Le 6 janvier 2012, la salariée a saisi le conseil de prud’hommes de Martigues afin d’obtenir la résiliation judiciaire de son contrat de travail.
À l’issue des deux visites médicales de reprise en date des 23 janvier et 6 février 2012, la salariée a été déclarée inapte à son poste et à tous postes de l’entreprise en raison de son impossibilité à effectuer des visites immobilières. Après convocation le 17 février 2012 à un entretien préalable fixé au 29 février, l’employeur a licencié la salariée, par lettre recommandée avec accusé de réception du 3 mars 2012, pour inaptitude et impossibilité de reclassement.

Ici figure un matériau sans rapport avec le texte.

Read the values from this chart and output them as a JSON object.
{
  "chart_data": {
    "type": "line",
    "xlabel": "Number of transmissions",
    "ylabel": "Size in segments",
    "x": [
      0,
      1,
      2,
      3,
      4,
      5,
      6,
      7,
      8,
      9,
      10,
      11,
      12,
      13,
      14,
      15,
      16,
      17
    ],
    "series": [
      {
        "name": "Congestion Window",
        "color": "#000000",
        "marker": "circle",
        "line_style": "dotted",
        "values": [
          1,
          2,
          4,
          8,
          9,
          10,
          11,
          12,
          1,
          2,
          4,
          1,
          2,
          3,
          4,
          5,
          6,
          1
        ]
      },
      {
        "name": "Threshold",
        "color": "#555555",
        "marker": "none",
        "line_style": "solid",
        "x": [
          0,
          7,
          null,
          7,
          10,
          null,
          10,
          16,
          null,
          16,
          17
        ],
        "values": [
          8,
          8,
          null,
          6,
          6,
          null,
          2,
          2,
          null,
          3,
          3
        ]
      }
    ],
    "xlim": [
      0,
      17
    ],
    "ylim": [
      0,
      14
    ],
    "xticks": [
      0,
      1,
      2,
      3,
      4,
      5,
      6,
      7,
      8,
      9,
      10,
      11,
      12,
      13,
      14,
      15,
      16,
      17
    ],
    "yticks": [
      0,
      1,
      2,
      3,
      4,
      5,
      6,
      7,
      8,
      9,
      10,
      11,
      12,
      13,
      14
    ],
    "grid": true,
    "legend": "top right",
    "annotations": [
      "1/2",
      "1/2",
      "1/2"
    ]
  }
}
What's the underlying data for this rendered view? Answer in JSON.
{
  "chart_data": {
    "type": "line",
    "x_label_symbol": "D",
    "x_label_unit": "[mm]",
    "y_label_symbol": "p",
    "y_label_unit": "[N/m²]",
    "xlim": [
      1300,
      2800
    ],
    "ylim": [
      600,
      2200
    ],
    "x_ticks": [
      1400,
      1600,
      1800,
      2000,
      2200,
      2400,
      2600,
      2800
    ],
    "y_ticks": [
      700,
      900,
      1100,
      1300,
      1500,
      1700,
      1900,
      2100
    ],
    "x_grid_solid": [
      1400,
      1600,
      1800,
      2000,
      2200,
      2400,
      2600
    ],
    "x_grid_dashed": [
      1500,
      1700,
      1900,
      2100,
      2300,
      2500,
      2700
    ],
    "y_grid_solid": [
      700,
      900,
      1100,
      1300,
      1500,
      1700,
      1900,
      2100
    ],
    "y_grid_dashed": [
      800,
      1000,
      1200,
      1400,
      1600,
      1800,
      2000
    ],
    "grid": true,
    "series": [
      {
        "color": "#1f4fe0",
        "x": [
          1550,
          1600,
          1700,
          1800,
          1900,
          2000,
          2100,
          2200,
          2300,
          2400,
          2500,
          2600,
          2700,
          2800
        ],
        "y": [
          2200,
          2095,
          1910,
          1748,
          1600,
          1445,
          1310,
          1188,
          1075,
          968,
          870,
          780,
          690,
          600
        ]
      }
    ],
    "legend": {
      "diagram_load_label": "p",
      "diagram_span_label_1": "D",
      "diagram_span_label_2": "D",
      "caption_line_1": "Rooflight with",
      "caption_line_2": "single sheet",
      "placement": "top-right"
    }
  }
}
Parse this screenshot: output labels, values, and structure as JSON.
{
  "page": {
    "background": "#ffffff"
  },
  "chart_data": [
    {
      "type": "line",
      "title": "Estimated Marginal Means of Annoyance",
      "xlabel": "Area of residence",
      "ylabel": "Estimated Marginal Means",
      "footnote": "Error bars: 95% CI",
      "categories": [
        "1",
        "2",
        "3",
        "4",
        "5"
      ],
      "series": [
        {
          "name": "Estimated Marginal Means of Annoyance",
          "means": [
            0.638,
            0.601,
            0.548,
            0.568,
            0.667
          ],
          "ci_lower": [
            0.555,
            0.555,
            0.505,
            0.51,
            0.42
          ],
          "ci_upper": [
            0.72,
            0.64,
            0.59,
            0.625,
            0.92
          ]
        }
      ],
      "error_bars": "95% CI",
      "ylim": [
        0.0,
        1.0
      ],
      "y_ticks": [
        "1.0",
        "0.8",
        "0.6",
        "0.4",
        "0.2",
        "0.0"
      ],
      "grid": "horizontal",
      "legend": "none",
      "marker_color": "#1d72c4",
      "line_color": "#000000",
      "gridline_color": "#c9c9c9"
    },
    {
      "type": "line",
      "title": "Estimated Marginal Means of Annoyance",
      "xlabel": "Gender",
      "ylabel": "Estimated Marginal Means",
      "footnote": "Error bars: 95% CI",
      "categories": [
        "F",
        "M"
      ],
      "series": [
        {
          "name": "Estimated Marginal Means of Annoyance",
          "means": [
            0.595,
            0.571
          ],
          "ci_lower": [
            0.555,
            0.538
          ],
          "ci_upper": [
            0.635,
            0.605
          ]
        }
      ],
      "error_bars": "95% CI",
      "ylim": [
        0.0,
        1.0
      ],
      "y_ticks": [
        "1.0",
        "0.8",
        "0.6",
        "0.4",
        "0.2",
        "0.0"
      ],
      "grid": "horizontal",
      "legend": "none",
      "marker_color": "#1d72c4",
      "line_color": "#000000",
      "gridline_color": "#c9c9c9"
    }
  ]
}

Par jugement du 30 août 2013 le conseil de prud’hommes de Martigues, section commerce, a,:
— dit qu’il n’y a pas lieu de prononcer la résiliation judiciaire du contrat de travail ;
— débouté en conséquence la salariée de l’ensemble de ses demandes ;
— condamné l’employeur au paiement de la somme de 1.095,69 € à titre d’indemnité compensatrice de congés payés ;
— condamné l’employeur à remettre à la salariée un bulletin rectificatif sur le montant et une attestation destinée au pôle emploi rectifié de même sous astreintes de 50 € par jour de retard à compter du 30e jour de la notification du jugement, le conseil se réservant le droit de liquider cette astreinte ;
— enjoint l’employeur à régulariser la situation de la salariée auprès des organismes sociaux ;
— ordonné sur le montant ci-dessus indiqué l’exécution provisoire de plein droit en application des dispositions combinées des articles R 1454-14 et R 1454-28 du code du travail ;
— précisé que la condamnation susmentionnée portera intérêts au taux légal à compter de la réception de la présente décision ;
— condamné l’employeur à payer à la salariée la somme de 1.300 € au titre de l’article 700 du code de procédure civile ;
— débouté la salariée du surplus de ses demandes ;
— débouté l’employeur de sa demande reconventionnelle au titre de l’article 700 du code de procédure civile, ainsi qu’aux dépens.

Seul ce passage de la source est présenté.